Bağımsız Maden-İş Sendikası, kazaların gerçekleştiği maden ocaklarında yetkili sendika olmadıkları için doğrudan bir bağ kuramadıklarını fakat sürecin devamlı takipçisi olduklarını söyledi. Gerçekleşen maden kazalarıyla ilgili, “Bizleri yaşamak için kaçak madenlere girmek zorunda bırakan bu düzeni yıkalım” denildi.
Özelleştirme, yoğun çalışma saatleri, denetimsizlik!

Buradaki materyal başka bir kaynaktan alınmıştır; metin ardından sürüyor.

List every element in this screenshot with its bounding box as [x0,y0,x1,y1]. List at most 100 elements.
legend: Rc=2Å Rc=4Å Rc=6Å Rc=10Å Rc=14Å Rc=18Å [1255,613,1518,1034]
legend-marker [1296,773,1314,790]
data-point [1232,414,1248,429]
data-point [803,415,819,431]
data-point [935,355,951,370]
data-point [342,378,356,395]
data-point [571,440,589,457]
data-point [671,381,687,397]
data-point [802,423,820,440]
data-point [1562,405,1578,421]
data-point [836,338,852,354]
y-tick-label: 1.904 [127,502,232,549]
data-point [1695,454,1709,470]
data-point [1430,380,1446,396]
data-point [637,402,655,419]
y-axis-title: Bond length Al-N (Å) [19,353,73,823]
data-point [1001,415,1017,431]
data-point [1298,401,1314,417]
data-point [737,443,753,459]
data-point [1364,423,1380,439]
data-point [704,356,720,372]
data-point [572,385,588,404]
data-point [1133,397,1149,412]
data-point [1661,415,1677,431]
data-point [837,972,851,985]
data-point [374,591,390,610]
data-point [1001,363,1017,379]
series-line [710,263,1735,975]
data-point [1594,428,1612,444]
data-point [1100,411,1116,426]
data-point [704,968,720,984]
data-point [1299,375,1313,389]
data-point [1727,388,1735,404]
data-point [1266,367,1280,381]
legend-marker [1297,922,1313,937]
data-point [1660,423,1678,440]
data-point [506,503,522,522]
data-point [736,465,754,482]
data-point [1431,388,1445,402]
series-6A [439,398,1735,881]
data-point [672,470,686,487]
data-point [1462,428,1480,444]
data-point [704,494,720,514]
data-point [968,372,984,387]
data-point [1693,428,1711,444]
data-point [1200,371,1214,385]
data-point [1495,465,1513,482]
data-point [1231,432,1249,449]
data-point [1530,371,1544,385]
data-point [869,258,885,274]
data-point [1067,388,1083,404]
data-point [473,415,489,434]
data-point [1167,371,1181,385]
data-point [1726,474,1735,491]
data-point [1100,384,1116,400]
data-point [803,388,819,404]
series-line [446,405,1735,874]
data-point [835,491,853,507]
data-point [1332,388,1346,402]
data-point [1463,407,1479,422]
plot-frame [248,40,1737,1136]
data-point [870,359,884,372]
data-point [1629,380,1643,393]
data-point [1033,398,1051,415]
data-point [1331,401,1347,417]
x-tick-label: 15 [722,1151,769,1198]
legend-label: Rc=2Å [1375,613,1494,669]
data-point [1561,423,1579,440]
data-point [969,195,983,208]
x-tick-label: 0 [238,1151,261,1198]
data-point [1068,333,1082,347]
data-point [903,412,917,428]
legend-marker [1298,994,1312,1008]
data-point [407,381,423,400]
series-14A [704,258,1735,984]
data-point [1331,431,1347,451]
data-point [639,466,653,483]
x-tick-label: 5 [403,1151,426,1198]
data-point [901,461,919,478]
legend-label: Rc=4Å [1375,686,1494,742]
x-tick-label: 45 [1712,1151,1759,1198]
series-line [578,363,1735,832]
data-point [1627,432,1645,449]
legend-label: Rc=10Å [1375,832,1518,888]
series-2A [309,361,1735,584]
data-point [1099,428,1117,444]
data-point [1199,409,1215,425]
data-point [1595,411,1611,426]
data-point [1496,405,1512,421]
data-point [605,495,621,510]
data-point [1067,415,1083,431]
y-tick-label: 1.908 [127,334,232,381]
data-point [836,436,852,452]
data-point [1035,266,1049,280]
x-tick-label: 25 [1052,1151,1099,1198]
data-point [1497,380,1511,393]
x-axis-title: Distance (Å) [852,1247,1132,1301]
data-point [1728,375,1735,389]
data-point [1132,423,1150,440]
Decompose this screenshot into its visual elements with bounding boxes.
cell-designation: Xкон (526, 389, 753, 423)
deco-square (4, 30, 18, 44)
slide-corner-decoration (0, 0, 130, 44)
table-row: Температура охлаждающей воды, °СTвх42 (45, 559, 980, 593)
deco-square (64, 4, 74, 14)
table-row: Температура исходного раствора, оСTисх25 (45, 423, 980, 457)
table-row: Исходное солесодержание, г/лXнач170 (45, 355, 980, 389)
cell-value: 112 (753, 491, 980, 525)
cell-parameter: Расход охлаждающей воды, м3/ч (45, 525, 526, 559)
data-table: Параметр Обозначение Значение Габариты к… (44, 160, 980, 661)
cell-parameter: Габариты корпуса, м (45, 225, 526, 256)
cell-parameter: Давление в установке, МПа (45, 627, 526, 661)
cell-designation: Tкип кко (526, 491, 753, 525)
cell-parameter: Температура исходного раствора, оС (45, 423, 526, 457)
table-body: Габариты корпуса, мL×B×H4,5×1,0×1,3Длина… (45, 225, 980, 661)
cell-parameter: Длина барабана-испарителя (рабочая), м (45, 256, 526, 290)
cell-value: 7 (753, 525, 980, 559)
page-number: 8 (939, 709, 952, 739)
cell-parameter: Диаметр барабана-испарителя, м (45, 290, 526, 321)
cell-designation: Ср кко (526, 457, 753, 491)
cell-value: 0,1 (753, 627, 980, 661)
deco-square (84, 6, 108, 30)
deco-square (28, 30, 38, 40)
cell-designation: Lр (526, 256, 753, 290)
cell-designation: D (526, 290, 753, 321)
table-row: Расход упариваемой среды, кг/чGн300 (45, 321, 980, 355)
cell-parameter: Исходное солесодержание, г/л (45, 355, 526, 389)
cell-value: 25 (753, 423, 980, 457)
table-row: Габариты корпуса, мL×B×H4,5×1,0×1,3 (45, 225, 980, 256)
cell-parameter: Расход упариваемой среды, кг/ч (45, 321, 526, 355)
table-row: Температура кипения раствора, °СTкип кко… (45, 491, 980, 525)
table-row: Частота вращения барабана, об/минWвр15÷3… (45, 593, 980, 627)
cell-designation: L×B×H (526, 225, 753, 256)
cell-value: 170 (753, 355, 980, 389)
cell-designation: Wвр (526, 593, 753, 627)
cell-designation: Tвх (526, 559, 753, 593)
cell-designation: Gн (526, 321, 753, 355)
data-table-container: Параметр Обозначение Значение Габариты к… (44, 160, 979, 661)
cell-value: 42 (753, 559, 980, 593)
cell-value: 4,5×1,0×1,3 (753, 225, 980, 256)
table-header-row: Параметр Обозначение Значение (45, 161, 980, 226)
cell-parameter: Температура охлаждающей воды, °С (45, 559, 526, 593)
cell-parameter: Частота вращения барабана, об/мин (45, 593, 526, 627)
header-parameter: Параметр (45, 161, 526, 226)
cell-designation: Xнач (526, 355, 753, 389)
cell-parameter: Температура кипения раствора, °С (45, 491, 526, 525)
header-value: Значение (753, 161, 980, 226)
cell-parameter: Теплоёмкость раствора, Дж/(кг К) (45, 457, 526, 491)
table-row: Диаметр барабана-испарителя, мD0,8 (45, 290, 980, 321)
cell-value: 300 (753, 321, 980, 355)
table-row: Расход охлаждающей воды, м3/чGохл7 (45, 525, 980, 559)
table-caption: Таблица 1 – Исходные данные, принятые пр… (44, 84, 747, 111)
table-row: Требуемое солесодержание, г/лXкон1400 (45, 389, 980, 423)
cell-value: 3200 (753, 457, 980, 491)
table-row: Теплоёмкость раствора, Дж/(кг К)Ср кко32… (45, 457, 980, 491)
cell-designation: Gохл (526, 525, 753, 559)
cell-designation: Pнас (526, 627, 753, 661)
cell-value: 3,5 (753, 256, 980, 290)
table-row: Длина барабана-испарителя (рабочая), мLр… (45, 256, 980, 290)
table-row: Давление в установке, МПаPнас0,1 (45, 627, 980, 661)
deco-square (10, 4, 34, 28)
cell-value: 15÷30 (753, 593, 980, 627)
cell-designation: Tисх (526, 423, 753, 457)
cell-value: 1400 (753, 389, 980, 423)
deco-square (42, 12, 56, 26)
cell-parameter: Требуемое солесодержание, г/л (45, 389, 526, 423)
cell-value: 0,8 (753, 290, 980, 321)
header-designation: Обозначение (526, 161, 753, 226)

Kazaların büyük nedenlerinden birinin özelleştirmeler olduğunu ifade eden Bağımsız Maden İş, “Küçük çaplı özel maden ocaklarında yoğun çalışma saatleri ve denetimsizliğin olduğu çalışma koşulları var. Örneğin, haftada 36 saat olan çalışma sınırının aşılmaması lazım; fakat bunlar gibi olan çoğu maden ocağında fazladan mesai yapılır, mesai ücreti ödenmez. Ödenen mesai ücretleri de çok düşüktür. Maden kazaları, çalışma koşullarının ağır olmasından da kaynaklanıyor” dedi.
Bağımsız Maden İş, “Madenlerde sensör sistemi vardır. Sensörün alarm verdiğinde orada çalışmanın durması ve o ayaktan çıkılması gerekir. Çevre illerimizde bulunan özelleştirilmiş küçük maden ocaklarında sensör ayarları değiştirilip çalışmaya devam edilir. Denetimsizlikle iş kazalarına sebebiyet veriyorlar” ifadesinde bulundu.
Kar hırsıyla iş kazalarının üstünün örtüldüğünü belirten Bağımsız Maden İş, “Türkiye’de iş kazalarında ödenen bir prim var. ‘İş Kazası Olmayan İş Yerlerinde İşveren Teşviki’ ile iş kazalarının yıl içerisinde az yaşandığı maden ocaklarına devlet tarafından prim ödenir. Maden şirketleri bu primi alabilmek için kazaları, iş kazası olarak geçirmemeye çalışıyor. Normalde kazalar gerçekleştiğinde tutanak tutturulur. İşçiler bu tutanak tutturulmadan hastaneye gönderiliyor. Böylece iş kazası gerçekleşmemiş oluyor” dedi.
Madenlerde işveren yanlısı sendikaların olduğunu söyleyen Bağımsız Maden İş, ‘Sarı Sendikacılar’ olarak tanımladıkları sendikacıların işçileri sahiplenen bir rolde olmadığını, işverenin tarafında durduklarını söyledi.
Bağımsız Maden İş, madenlerde oluşan kazaları üreten kişilerin; patronlar, işverenler, işveren temsilcileri, müdürler ve sarı sendikacılar olduğunu söyledi.
İşçiden yana bir sendika olduklarını ifade eden Maden İş, iş yerlerinde denetimi arttıracak, işçilerin bilgi birikimini kuvvetlendirecek kazaların engellenmesine yönelik eğitim çalışmaları yürüttüklerini söyledi.
Bağımsız Maden İş, “Sendika olarak içeride olamadığımız madenlere doğrudan bir müdahale edemiyoruz. Şu an sadece iş kazası geçiren işçilere ulaşıyoruz durumlarını takip ediyoruz. Bunun önündeki tek engel işçilerin örgütlenememiş olması. İşçilerin örgütlenmesi yaratılacak tüm sıkıntıya karşı daha güçlü durmayı sağlar. Bu nedenle işçilerin örgütlenmesi gerektiğini düşünüyoruz. Sendikacılığın ana amacı budur” dedi.